When you write
[...] to initialize a time series of random white noise (the errors), and than perform a first fit, to obtain a first model, than calculate the errors compared to the actual data, and than fit it again with the newly obtained errors, compare it to the actual data to obtain new errors and so on.
you actually outline the need for an estimation method that simultaneously handles the estimation of the vector of residuals as well as that of the parameters.
Say one has,
${y}_t = \boldsymbol{x}_t\boldsymbol{\beta} + {\varepsilon}_t$
Where $\boldsymbol{x}_t$ may contain anything you want, why not ${y}_{t-i}$ for $i=1,...,p$. Putting aside the discussion about the conditions related to $p$.
In the MA(q) case, one assumes that ${\varepsilon}_t = {r}_t + \sum_{i=1}^q \lambda_i {r}_{t-i}$.
Which leads to
${y}_t = \boldsymbol{x}_t\boldsymbol{\beta} + {r}_t + \sum_{i=1}^q \lambda_i {r}_{t-i}$
or reformulated in matricial terms using backshift-operator,
$\boldsymbol{y} = \boldsymbol{X}\boldsymbol{\beta} + \left(\boldsymbol{I} + \sum_{i=1}^q \lambda_i \boldsymbol{B}_i\right)\boldsymbol{r}$
Given that playing with MLE actually means playing with distribution-conditioned errors, you have to rearrange the above last equation as
$\left(\boldsymbol{I} + \sum_{i=1}^q \lambda_i \boldsymbol{B}_i\right)^{-1}\left(\boldsymbol{y} - \boldsymbol{X}\boldsymbol{\beta}\right) = \boldsymbol{r}$
In practice, this means playing with distribution-conditioned residuals
$\left(\boldsymbol{I} + \sum_{i=1}^q \widehat{\lambda}_i \boldsymbol{B}_i\right)^{-1}\left(\boldsymbol{y} - \boldsymbol{X}\widehat{\boldsymbol{\beta}}\right) = \widehat{\boldsymbol{r}}$.

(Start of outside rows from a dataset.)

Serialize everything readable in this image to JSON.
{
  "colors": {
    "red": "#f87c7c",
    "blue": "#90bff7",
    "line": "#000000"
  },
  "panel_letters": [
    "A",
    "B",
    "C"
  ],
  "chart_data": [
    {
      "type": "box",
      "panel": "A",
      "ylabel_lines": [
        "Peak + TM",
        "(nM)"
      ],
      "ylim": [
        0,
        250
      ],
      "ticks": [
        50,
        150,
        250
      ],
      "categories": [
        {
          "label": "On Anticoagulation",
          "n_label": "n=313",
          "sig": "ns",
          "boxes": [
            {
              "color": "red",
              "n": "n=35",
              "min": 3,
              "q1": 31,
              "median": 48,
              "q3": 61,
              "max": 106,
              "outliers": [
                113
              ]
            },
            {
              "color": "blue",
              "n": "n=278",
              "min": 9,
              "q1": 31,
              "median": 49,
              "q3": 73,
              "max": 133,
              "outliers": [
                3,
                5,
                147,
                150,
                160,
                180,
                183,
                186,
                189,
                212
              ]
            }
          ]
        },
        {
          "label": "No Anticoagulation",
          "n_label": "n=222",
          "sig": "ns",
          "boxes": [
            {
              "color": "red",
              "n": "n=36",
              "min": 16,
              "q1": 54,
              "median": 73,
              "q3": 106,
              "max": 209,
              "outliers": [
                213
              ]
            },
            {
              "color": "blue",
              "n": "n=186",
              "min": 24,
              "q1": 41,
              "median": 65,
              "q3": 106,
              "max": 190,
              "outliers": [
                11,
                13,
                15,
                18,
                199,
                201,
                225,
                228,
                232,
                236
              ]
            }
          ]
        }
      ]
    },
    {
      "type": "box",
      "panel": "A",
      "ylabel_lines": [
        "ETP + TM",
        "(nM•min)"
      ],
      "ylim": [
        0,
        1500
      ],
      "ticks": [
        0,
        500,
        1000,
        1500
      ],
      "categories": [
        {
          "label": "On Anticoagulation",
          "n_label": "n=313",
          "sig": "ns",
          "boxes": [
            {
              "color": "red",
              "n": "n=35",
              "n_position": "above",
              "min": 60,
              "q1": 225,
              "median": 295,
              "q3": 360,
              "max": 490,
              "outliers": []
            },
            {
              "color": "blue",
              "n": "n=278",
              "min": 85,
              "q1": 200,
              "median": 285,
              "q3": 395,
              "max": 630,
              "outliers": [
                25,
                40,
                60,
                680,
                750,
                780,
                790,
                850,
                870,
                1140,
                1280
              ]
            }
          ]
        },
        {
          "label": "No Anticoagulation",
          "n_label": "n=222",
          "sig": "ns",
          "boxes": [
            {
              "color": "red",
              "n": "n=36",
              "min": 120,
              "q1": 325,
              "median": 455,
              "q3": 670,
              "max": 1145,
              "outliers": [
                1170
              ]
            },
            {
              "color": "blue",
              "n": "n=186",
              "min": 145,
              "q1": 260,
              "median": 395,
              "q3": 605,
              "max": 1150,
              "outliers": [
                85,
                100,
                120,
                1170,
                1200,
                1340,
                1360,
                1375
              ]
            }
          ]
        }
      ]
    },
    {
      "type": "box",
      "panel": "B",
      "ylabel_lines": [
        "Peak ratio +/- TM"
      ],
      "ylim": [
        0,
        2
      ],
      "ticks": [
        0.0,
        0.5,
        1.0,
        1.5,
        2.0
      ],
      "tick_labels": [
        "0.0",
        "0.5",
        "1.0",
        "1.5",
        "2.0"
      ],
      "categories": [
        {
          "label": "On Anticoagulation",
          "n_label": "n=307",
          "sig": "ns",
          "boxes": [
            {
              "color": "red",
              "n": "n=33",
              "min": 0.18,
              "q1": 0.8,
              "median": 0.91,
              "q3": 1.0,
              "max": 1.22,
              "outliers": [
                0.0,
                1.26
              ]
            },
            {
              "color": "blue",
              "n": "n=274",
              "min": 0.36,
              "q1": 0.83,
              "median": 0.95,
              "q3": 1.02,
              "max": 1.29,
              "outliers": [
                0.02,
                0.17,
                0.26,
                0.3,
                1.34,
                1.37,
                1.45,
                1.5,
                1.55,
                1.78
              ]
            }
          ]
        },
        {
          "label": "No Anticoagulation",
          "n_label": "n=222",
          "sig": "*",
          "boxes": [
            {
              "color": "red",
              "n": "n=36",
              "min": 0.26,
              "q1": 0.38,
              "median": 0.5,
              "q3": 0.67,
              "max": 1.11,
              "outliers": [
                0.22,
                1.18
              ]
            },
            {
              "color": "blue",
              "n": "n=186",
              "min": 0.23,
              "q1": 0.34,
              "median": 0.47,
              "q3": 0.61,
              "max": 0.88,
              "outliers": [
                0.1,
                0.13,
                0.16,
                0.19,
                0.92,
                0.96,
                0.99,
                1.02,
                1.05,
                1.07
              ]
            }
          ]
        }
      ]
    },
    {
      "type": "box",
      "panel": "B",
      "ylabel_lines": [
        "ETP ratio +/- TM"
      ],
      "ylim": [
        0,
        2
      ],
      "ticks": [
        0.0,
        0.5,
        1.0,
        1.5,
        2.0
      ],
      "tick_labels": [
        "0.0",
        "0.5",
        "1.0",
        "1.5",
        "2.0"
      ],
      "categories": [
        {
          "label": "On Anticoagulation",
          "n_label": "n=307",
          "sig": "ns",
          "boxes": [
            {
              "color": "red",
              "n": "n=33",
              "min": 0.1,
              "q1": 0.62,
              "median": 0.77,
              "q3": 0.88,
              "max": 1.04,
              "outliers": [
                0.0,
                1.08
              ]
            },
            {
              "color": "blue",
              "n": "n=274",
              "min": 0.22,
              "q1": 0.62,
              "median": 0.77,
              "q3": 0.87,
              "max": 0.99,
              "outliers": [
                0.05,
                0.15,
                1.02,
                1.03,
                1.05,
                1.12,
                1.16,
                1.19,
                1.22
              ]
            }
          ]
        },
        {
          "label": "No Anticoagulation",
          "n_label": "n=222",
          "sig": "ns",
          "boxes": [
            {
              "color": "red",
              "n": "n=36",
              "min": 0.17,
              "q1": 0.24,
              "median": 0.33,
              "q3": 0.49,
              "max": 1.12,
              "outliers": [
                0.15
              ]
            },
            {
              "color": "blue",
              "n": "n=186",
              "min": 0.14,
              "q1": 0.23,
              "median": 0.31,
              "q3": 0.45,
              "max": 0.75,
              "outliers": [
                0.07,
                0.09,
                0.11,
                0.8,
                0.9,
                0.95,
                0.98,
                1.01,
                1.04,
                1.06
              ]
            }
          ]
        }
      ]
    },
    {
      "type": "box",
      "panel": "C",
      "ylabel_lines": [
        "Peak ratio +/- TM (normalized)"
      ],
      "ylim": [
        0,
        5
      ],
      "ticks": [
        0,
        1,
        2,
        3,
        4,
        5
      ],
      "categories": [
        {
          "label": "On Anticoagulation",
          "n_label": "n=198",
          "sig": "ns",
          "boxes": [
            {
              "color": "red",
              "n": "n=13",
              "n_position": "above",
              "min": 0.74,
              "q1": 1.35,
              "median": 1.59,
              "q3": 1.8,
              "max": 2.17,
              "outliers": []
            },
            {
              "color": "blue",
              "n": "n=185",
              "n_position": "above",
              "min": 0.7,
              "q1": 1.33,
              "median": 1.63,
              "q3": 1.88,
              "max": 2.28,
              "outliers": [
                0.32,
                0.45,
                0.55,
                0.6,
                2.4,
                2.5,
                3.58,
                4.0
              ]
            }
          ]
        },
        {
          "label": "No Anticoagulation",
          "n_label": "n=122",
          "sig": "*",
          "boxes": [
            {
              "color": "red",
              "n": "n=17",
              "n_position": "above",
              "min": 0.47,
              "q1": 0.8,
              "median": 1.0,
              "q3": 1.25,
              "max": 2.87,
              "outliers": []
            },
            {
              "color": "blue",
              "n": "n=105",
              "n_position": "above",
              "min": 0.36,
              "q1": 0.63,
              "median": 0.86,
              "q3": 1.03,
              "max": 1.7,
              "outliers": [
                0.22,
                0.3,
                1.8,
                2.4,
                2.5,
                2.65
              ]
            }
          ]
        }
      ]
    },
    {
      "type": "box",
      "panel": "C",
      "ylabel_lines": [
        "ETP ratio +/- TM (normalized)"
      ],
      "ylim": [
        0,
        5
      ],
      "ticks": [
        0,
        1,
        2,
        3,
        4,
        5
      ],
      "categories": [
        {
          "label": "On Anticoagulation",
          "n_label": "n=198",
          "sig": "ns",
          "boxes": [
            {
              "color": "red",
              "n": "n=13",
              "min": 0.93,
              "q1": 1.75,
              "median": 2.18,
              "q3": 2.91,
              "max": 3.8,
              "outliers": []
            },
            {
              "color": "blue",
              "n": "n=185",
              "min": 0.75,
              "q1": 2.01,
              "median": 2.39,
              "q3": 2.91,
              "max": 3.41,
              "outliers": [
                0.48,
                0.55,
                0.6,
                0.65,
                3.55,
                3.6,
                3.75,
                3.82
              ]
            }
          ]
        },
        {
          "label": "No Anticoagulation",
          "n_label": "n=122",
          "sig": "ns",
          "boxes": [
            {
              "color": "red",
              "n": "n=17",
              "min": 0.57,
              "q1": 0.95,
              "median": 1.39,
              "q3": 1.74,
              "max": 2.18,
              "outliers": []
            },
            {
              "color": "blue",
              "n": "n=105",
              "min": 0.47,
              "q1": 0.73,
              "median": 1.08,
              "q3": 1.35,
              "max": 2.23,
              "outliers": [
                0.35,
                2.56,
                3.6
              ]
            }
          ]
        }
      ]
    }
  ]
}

So arranged, one can both maximize the (knowledge-driven) likelihood that is assumed for our residuals in conjunction of the estimation of our parameters: that is simultaneously. Hence the frequent use of MLE.
But iterative approaches like the one you described are also used in practice, in the case of, say, GMM when dealing with endogeneity, stoping when a convergence criterion is met.